The old grandmotherly woman smiled faintly, "I know what that some girls want to appear strong, and they are, no doubt about that. But no one can be strong forever. If you don't show her that you love her, even a small pointless little gesture, you might find yourself losing her, boy."

Blushing as the old lady gave her a pointed look, Akeno was about to deny everything when the blond cut her off with a strangely serious expression, "Thank you. I'll keep it in mind next time."

It was the heat, Akeno reasoned with herself, I was why she felt so hot.

It had nothing to do with the ridiculous sincerity vibrating in his voice at all.

Nope. Not at all.

The little old woman whose elbow was wrapped up nicely, chuckled loudly and patted Naruto's cheek affectionately, "It's rare to see such honest young men nowadays. The two of you make a sweet couple….bickering like the best kind of friends…."

As the old woman wobbled away, Naruto grunted when he felt someone burying her elbow in his gut, "What was that for?" Akeno hissed quietly.

Instead of replying immediately, Naruto knelt down and began to pick up the spilt groceries first, "No reason in particular."

Akeno's eyebrow slowly rose at his dismissive tone, "In particular?"

"She's been following us for a while now." Naruto replied conversationally, "I was wondering what she wanted until just now."

"Was she a devil?"

"Not unless you consider little old human ladies as devils." Naruto commented with a grin.

"Then?!" Akeno demanded, getting tired of the blond's evasiveness.

Sighing, Naruto heaved the heavy pack onto his back, "She just came from a funeral reception if I'm not wrong, and she's been wandering around town when she saw us. I assume it was because she was reminded of her husband, and wanted to talk to us…., but didn't know how until she just bumped into you on purpose."

The raven haired priestess stared at him with disbelief, "How… in the seven worlds would you know something like that?"

Naruto shrugged and made a face, "When I first noticed her, she was wearing a funeral gown, and the dirt on her shoes smelt like the kind you'd find in a graveyard. Underneath all that, I could smell the stink of a hospital, sunk into her skin as if she had spent long hours there. She herself had no noticeable illness when I scanned her earlier, so it must have been someone close to her, someone that just passed away recently. If that wasn't enough, I noticed the way she was slouched, feel the despair radiating from her…"

Naruto pursed his lips and sighed, remembering Onizuka's words. "It just made just want to show her that the world hasn't abandoned her, that she isn't alone, even if it's false. If it gave her even a tiny bit of hope, then whatever embarrassment you or I felt was worth it." Naruto remarked calmly as he kept walking.

Akeno blinked.

It had never struck her how broad his shoulders were until she was standing here, behind him, and listening to him. Remembering the old man's words about how Naruto had lost more than most people would gain in entire lifetimes, Akeno came to something of a realization about the blond.

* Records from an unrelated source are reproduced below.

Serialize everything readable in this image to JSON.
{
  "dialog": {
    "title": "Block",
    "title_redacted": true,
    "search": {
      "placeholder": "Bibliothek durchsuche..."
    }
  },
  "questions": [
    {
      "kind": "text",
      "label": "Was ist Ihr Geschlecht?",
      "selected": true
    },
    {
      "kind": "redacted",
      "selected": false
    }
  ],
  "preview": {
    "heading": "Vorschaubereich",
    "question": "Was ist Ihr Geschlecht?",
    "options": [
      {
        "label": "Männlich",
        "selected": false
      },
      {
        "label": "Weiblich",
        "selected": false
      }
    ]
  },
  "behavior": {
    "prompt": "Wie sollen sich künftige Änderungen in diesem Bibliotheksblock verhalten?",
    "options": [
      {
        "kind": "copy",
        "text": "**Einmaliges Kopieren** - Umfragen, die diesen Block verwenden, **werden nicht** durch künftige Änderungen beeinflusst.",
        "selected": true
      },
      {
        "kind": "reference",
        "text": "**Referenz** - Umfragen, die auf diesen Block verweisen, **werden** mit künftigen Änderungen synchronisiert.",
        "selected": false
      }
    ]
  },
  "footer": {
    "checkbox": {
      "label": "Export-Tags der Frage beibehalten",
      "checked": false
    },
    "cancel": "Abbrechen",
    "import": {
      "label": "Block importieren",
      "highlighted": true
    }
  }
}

"You know, you look down on yourself too much. It's not that you can't do it anymore, you just don't want to because it reminds you of what everything you've sacrificed."

Naruto looked back over his shoulder "Did you say something?"

Akeno smiled, "I did."

"What was it? I busy scraping gum of my shoe so I didn't hear it."

"Just something you're going to have to learn by yourself."

"Eh…. C'mon!" Naruto whined, "It's no fair saying something then not telling me."

"Nope~"

"Never mind, I know what you said!"

Akeno gave him a genuinely surprised look, "You do?"

"Yeah, you want to go to the toilet, but you were too shy to say it out loud right!?"

The heat slowly rose up Akeno's cheeks again as all the passerby's suddenly looked at them because of his OVERLY loud voice.

"Right? I was right, right?"

"Naaaaruuutoo…"

"What? You need a bottle?"

THWACK.

Fuck it. She was an idiot for even thinking that he was a good person.